Businesses should operate ethically to safeguard their reputation, image, and profitability. Benefits include attracting and retaining high-quality workers and customers, generating positive publicity, and fostering strong business relationships.

Political Influences on Business Activity

Government Intervention and Policy

Governments: Utilize legislation and policies to oversee business behavior and influence activity (often referred to as an Interventionist approach).

Policies: Involve the use of taxation and government expenditure (Fiscal Policy), and the manipulation of interest rates (Monetary Policy) to affect the money supply and exchange rate, thereby influencing overall business activity.

  • Deregulation: The removal of government rules and regulations that restrict business activity within a particular industry.

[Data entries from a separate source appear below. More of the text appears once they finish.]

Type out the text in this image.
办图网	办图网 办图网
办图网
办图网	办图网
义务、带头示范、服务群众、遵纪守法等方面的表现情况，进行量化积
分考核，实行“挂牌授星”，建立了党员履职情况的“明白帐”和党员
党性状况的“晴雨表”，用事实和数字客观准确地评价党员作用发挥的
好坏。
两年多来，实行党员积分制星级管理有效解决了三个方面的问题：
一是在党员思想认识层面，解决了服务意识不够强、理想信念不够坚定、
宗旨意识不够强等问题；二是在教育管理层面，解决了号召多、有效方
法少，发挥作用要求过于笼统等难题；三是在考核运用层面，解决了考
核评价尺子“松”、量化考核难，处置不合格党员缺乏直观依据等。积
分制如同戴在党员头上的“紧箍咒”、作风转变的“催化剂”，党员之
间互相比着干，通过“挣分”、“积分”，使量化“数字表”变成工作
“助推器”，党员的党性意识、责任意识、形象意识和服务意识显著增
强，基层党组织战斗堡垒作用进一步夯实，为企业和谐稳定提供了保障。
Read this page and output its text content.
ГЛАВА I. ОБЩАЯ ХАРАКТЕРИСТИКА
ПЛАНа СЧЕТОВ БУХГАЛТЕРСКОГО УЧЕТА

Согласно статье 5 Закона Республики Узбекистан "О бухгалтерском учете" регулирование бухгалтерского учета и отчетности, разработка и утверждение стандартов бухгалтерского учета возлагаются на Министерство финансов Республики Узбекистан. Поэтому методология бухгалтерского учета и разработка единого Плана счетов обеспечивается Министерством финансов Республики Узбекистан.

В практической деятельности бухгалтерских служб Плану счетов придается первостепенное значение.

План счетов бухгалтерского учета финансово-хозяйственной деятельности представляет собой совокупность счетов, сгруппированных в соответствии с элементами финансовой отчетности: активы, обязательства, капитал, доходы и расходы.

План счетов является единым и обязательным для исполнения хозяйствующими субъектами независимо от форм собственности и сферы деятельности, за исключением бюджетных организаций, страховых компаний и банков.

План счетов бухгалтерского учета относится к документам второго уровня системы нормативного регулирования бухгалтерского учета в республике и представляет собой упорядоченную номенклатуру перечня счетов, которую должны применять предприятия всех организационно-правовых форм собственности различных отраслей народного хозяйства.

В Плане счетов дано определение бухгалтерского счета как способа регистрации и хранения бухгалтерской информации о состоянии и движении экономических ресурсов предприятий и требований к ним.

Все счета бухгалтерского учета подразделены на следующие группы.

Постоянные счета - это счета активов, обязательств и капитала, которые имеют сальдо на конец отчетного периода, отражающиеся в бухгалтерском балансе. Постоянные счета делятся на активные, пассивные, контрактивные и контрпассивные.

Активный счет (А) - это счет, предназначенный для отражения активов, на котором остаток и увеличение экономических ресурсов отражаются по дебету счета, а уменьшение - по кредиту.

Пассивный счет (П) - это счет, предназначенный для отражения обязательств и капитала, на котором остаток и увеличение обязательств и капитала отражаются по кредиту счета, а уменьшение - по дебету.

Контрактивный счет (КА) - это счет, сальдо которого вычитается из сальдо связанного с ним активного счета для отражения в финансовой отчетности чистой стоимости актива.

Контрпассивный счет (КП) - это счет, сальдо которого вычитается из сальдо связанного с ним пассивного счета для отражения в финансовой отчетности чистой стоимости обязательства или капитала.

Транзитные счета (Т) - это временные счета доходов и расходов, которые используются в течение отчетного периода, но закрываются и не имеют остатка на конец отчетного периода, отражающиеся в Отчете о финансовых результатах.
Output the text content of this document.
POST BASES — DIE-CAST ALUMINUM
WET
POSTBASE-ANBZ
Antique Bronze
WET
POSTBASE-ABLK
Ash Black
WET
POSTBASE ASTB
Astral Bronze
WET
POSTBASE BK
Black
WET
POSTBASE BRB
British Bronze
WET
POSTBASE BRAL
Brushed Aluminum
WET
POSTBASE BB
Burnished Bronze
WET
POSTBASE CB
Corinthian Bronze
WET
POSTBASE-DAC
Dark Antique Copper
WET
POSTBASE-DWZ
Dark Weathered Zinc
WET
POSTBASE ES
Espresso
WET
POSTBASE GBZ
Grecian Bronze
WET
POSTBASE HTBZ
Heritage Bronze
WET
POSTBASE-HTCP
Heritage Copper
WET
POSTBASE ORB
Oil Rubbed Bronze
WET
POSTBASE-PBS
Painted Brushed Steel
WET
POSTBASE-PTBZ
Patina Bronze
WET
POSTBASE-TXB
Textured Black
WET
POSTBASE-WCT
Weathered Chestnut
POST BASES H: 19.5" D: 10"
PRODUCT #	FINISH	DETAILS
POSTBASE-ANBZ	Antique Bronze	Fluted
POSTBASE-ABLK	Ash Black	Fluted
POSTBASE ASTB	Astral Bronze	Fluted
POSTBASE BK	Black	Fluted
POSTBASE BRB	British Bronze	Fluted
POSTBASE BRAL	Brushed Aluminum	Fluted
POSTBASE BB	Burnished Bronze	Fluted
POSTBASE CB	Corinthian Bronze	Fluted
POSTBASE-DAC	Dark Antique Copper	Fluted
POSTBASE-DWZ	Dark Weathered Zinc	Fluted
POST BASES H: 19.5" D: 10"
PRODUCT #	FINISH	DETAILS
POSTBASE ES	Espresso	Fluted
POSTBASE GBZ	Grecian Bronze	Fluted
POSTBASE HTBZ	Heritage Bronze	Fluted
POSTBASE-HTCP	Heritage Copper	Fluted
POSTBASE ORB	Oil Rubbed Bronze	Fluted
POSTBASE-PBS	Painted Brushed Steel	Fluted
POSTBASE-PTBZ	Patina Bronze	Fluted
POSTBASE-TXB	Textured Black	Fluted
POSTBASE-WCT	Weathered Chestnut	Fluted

This enhances efficiency and encourages competition.
  • Corruption: Dishonesty or criminal activity undertaken by a person or organization to acquire illicit benefit or through the abuse of power.

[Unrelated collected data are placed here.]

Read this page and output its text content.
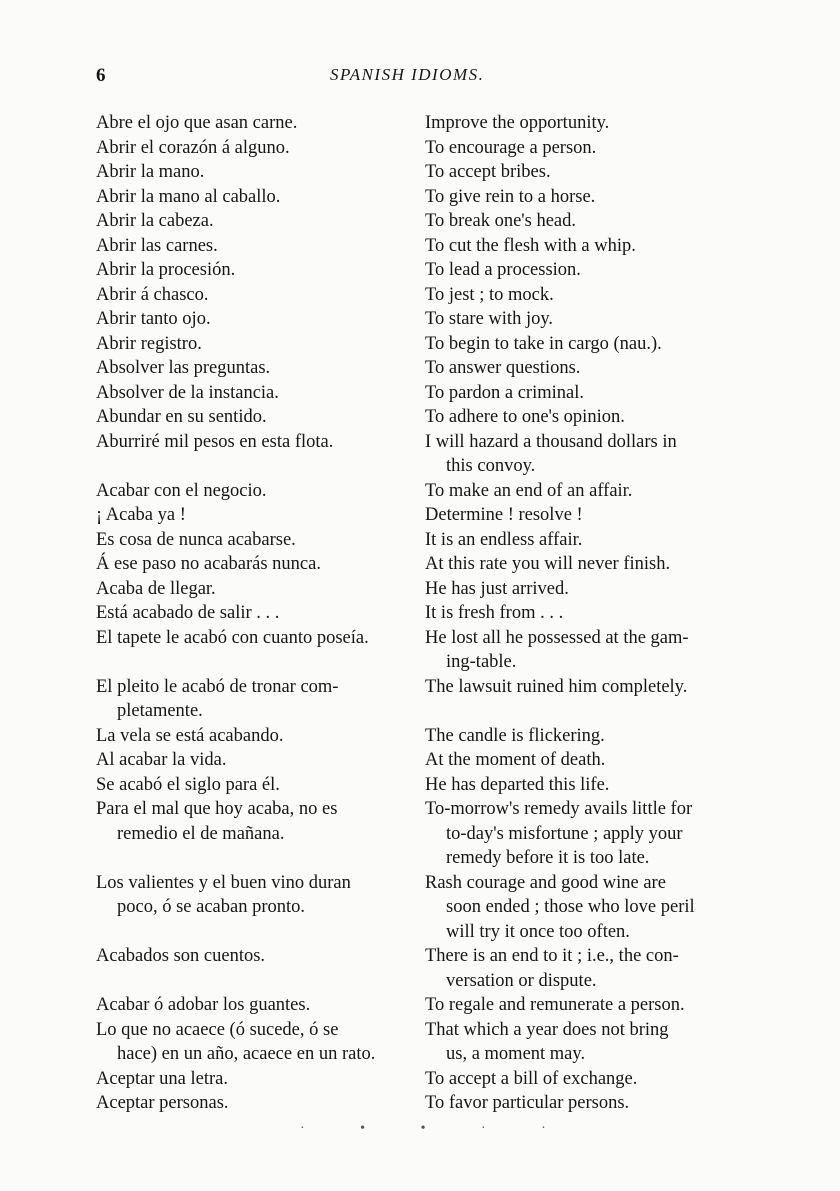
6	SPANISH IDIOMS.
Abre el ojo que asan carne.
Abrir el corazón á alguno.
Abrir la mano.
Abrir la mano al caballo.
Abrir la cabeza.
Abrir las carnes.
Abrir la procesión.
Abrir á chasco.
Abrir tanto ojo.
Abrir registro.
Absolver las preguntas.
Absolver de la instancia.
Abundar en su sentido.
Aburriré mil pesos en esta flota.
Acabar con el negocio.
¡ Acaba ya !
Es cosa de nunca acabarse.
Á ese paso no acabarás nunca.
Acaba de llegar.
Está acabado de salir . . .
El tapete le acabó con cuanto poseía.
El pleito le acabó de tronar com-
pletamente.
La vela se está acabando.
Al acabar la vida.
Se acabó el siglo para él.
Para el mal que hoy acaba, no es
remedio el de mañana.
Los valientes y el buen vino duran
poco, ó se acaban pronto.
Acabados son cuentos.
Acabar ó adobar los guantes.
Lo que no acaece (ó sucede, ó se
hace) en un año, acaece en un rato.
Aceptar una letra.
Aceptar personas.
Improve the opportunity.
To encourage a person.
To accept bribes.
To give rein to a horse.
To break one's head.
To cut the flesh with a whip.
To lead a procession.
To jest ; to mock.
To stare with joy.
To begin to take in cargo (nau.).
To answer questions.
To pardon a criminal.
To adhere to one's opinion.
I will hazard a thousand dollars in
this convoy.
To make an end of an affair.
Determine ! resolve !
It is an endless affair.
At this rate you will never finish.
He has just arrived.
It is fresh from . . .
He lost all he possessed at the gam-
ing-table.
The lawsuit ruined him completely.
The candle is flickering.
At the moment of death.
He has departed this life.
To-morrow's remedy avails little for
to-day's misfortune ; apply your
remedy before it is too late.
Rash courage and good wine are
soon ended ; those who love peril
will try it once too often.
There is an end to it ; i.e., the con-
versation or dispute.
To regale and remunerate a person.
That which a year does not bring
us, a moment may.
To accept a bill of exchange.
To favor particular persons.
· • • · ·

Legal Framework and Compliance

The government imposes rules, regulations, and laws designed to protect the general public and the interests of businesses.

Ecological and Environmental Factors

Environmental Concerns: This refers to the concern regarding the negative impact businesses have on the environment.

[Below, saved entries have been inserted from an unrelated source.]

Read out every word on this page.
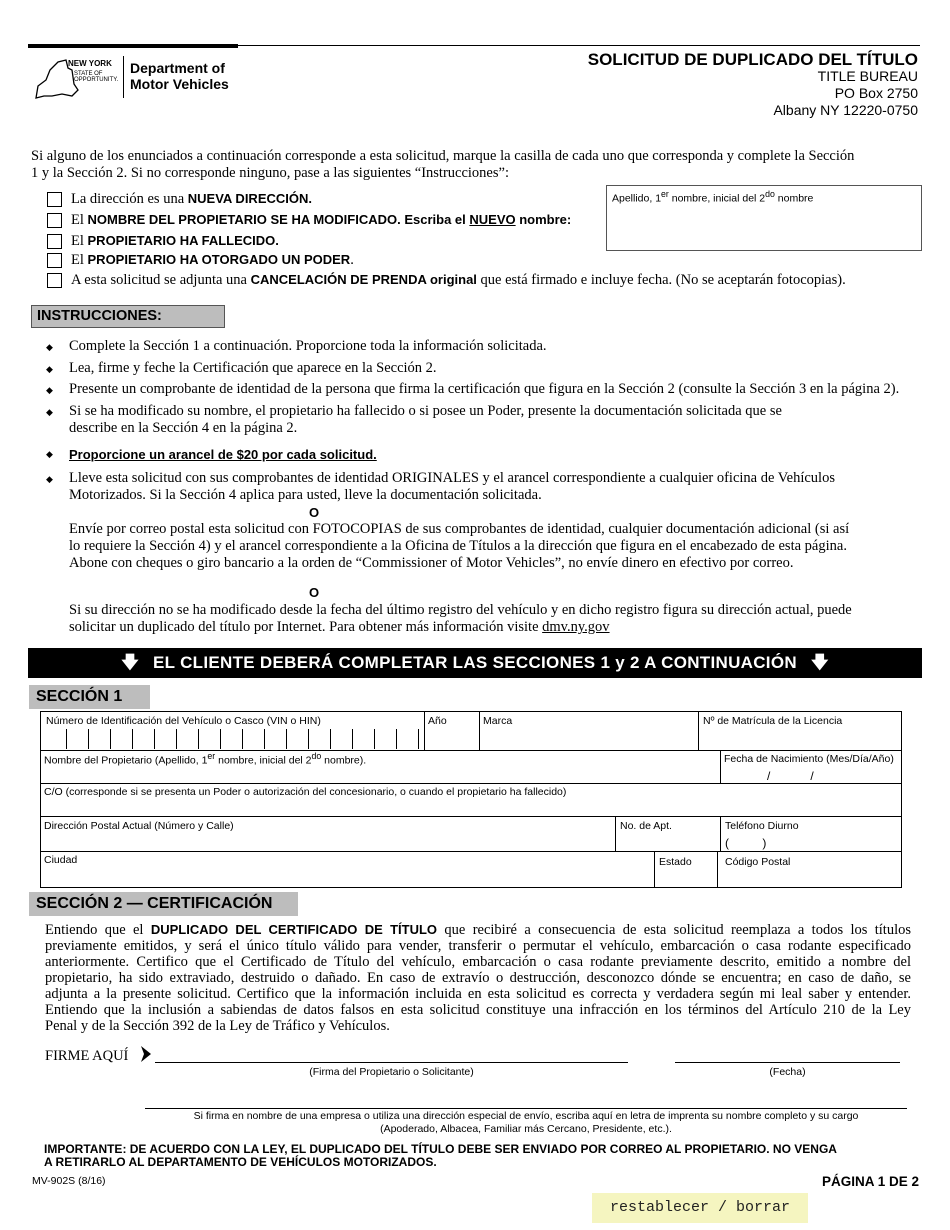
NEW YORK
STATE OF
OPPORTUNITY.
Department of
Motor Vehicles
SOLICITUD DE DUPLICADO DEL TÍTULO
TITLE BUREAU
PO Box 2750
Albany NY 12220-0750
Si alguno de los enunciados a continuación corresponde a esta solicitud, marque la casilla de cada uno que corresponda y complete la Sección
1 y la Sección 2. Si no corresponde ninguno, pase a las siguientes “Instrucciones”:
La dirección es una NUEVA DIRECCIÓN.
El NOMBRE DEL PROPIETARIO SE HA MODIFICADO. Escriba el NUEVO nombre:
El PROPIETARIO HA FALLECIDO.
El PROPIETARIO HA OTORGADO UN PODER.
A esta solicitud se adjunta una CANCELACIÓN DE PRENDA original que está firmado e incluye fecha. (No se aceptarán fotocopias).
Apellido, 1er nombre, inicial del $2^{do}$ nombre
INSTRUCCIONES:
◆ Complete la Sección 1 a continuación. Proporcione toda la información solicitada.
◆ Lea, firme y feche la Certificación que aparece en la Sección 2.
◆ Presente un comprobante de identidad de la persona que firma la certificación que figura en la Sección 2 (consulte la Sección 3 en la página 2).
◆ Si se ha modificado su nombre, el propietario ha fallecido o si posee un Poder, presente la documentación solicitada que se
describe en la Sección 4 en la página 2.
◆ Proporcione un arancel de $20 por cada solicitud.
◆ Lleve esta solicitud con sus comprobantes de identidad ORIGINALES y el arancel correspondiente a cualquier oficina de Vehículos
Motorizados. Si la Sección 4 aplica para usted, lleve la documentación solicitada.
O
Envíe por correo postal esta solicitud con FOTOCOPIAS de sus comprobantes de identidad, cualquier documentación adicional (si así
lo requiere la Sección 4) y el arancel correspondiente a la Oficina de Títulos a la dirección que figura en el encabezado de esta página.
Abone con cheques o giro bancario a la orden de “Commissioner of Motor Vehicles”, no envíe dinero en efectivo por correo.
O
Si su dirección no se ha modificado desde la fecha del último registro del vehículo y en dicho registro figura su dirección actual, puede
solicitar un duplicado del título por Internet. Para obtener más información visite dmv.ny.gov
🡇 EL CLIENTE DEBERÁ COMPLETAR LAS SECCIONES 1 y 2 A CONTINUACIÓN 🡇
SECCIÓN 1
Número de Identificación del Vehículo o Casco (VIN o HIN)	Año	Marca	Nº de Matrícula de la Licencia
Nombre del Propietario (Apellido, 1er nombre, inicial del $2^{do}$ nombre).	Fecha de Nacimiento (Mes/Día/Año)
/            /
C/O (corresponde si se presenta un Poder o autorización del concesionario, o cuando el propietario ha fallecido)
Dirección Postal Actual (Número y Calle)	No. de Apt.	Teléfono Diurno
(          )
Ciudad	Estado	Código Postal
SECCIÓN 2 — CERTIFICACIÓN
Entiendo que el DUPLICADO DEL CERTIFICADO DE TÍTULO que recibiré a consecuencia de esta solicitud reemplaza a todos los títulos
previamente emitidos, y será el único título válido para vender, transferir o permutar el vehículo, embarcación o casa rodante especificado
anteriormente. Certifico que el Certificado de Título del vehículo, embarcación o casa rodante previamente descrito, emitido a nombre del
propietario, ha sido extraviado, destruido o dañado. En caso de extravío o destrucción, desconozco dónde se encuentra; en caso de daño, se
adjunta a la presente solicitud. Certifico que la información incluida en esta solicitud es correcta y verdadera según mi leal saber y entender.
Entiendo que la inclusión a sabiendas de datos falsos en esta solicitud constituye una infracción en los términos del Artículo 210 de la Ley
Penal y de la Sección 392 de la Ley de Tráfico y Vehículos.
FIRME AQUÍ
(Firma del Propietario o Solicitante)	(Fecha)
Si firma en nombre de una empresa o utiliza una dirección especial de envío, escriba aquí en letra de imprenta su nombre completo y su cargo
(Apoderado, Albacea, Familiar más Cercano, Presidente, etc.).
IMPORTANTE: DE ACUERDO CON LA LEY, EL DUPLICADO DEL TÍTULO DEBE SER ENVIADO POR CORREO AL PROPIETARIO. NO VENGA
A RETIRARLO AL DEPARTAMENTO DE VEHÍCULOS MOTORIZADOS.
MV-902S (8/16)	PÁGINA 1 DE 2
restablecer / borrar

Due to the prevailing social attitude toward environmental protection, businesses must maintain a positive stance and review their practices to safeguard their reputation, profitability, and image.

External Environmental Risks

  • Weather and Seasonal Changes: These factors may present opportunities or threats to a business. Since they cannot be controlled, businesses must adapt their operations.
  • Health Scares and Epidemics: Outbreaks of certain diseases can potentially collapse businesses, especially if they are linked or associated with the outbreak.

Business Growth, Evolution, and Efficiency

Scaling Operations: Economies and Diseconomies

Economies of Scale: A reduction in the average unit costs as the business increases in size. This occurs when a business increases the scale of operations and becomes more efficient.

Diseconomies of Scale: An increase in average unit costs as the business increases in size. This occurs when the business experiences inefficiencies as it becomes larger.

Defining Efficiency and Costs

Total Costs (TC): TC = Fixed Costs (FC) + Variable Costs (VC)

Average Cost (AC): AC = Total Cost / Quantity Produced

Internal Economies of Scale

These are efficiencies that the business generates internally:

  • Technical: Bigger units of production reduce costs because the increase in variable costs (VC) is spread over a set of fixed costs (FC).
  • Managerial: Achieved through managers who specialize in one job rather than attempting to handle many roles.
  • Financial: Larger businesses are considered less risky by financial institutions, allowing them to charge lower interest rates.
  • Marketing: Larger businesses have more capital to spend, leading to more effective marketing campaigns.
  • Purchasing: Businesses can obtain discounts through bulk buying.
  • Risk Bearing: Businesses can maintain a range of products or brands to decrease the risk of failure if one specific product underperforms.